Anthony Joseph on Cybersecurity and Latency

June 09, 2022

C3.ai DTI sat down with Anthony Joseph, Chancellor’s Professor of Electrical and Computer Engineering at UC Berkeley, a cybersecurity expert and new DTI awardee to ask him more about his project, “Scalable, Secure Machine Learning in the Presence of Adversaries.” See a clip of the interview here.

DTI: Tell us about your cybersecurity project.
AJ: We develop applications around secure machine learning – machine learning in the presence of adversaries – where you’re trying to make a security-sensitive decision. So those adversaries, or “bad actors,” are trying to influence or manipulate the outcomes of that decision-making.

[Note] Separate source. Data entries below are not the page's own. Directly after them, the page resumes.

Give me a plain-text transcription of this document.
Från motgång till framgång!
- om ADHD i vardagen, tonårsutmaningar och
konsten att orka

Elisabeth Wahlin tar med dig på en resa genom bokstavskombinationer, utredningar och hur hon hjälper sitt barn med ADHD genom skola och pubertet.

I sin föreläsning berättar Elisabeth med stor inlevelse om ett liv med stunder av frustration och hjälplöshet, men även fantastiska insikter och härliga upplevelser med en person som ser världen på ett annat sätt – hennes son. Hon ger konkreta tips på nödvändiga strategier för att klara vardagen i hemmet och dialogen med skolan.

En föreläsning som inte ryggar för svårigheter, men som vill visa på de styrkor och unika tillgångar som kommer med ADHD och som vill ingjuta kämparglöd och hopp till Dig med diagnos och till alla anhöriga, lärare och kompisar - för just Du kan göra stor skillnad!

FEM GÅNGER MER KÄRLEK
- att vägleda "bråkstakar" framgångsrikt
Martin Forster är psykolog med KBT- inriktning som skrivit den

Some examples are spam filtering, malware detection, financial fraud detection, and so on. We’ve developed these algorithms, and now the challenge is: how do we deploy those algorithms in environments where we care about latency, the time it takes to make that decision?

DTI: Not the cloud?
Traditionally, we might think of deploying these algorithms in the cloud, however, the cloud can be relatively far from the edge of the network, where that actual decision is needed. In the case of robotics, where we’re doing path-planning, we need to make that decision very quickly. Because, say, we’ve got a moving robot arm, and the tens of milliseconds it takes to go to the cloud is far too long.

DTI: What are the alternatives?
So we deploy our algorithms at the edge, in these edge devices, but those are accessible to users. Now we’re talking about algorithms that may have taken millions or tens of millions of dollars to develop, along with the associated models and parameters, and we’re putting it out at the edge – how do we protect that code, those model parameters, and that data from adversarial manipulation… or just simply being able to look at it?

DTI: What results are you hoping for?
We’re really excited to be working with the C3 AI Suite and Azure’s Confidential Computing, which would allow us to secure the code, the data, and so on. What we learn from being able to securely deploy our algorithms at the edge or in the Cloud would enable us to learn how we would deploy in practice. When somebody has their own hardware, how would we actually deploy on that hardware in a way that protects the privacy of the model and the integrity of the model, and the data that the company may be pushing out?

DTI: What applications do you envision?
The work that we’re developing is really applicable to a broad range of areas. We’re starting with path-planning for robotics, very latency-sensitive. As an example, if you have network intrusion detection, that is typically done locally – again, private data, the company’s network data, you don’t want that to leave its premises. So instead, you’d like to take the algorithms that have been developed and do that anomaly detection and push them out to the edge.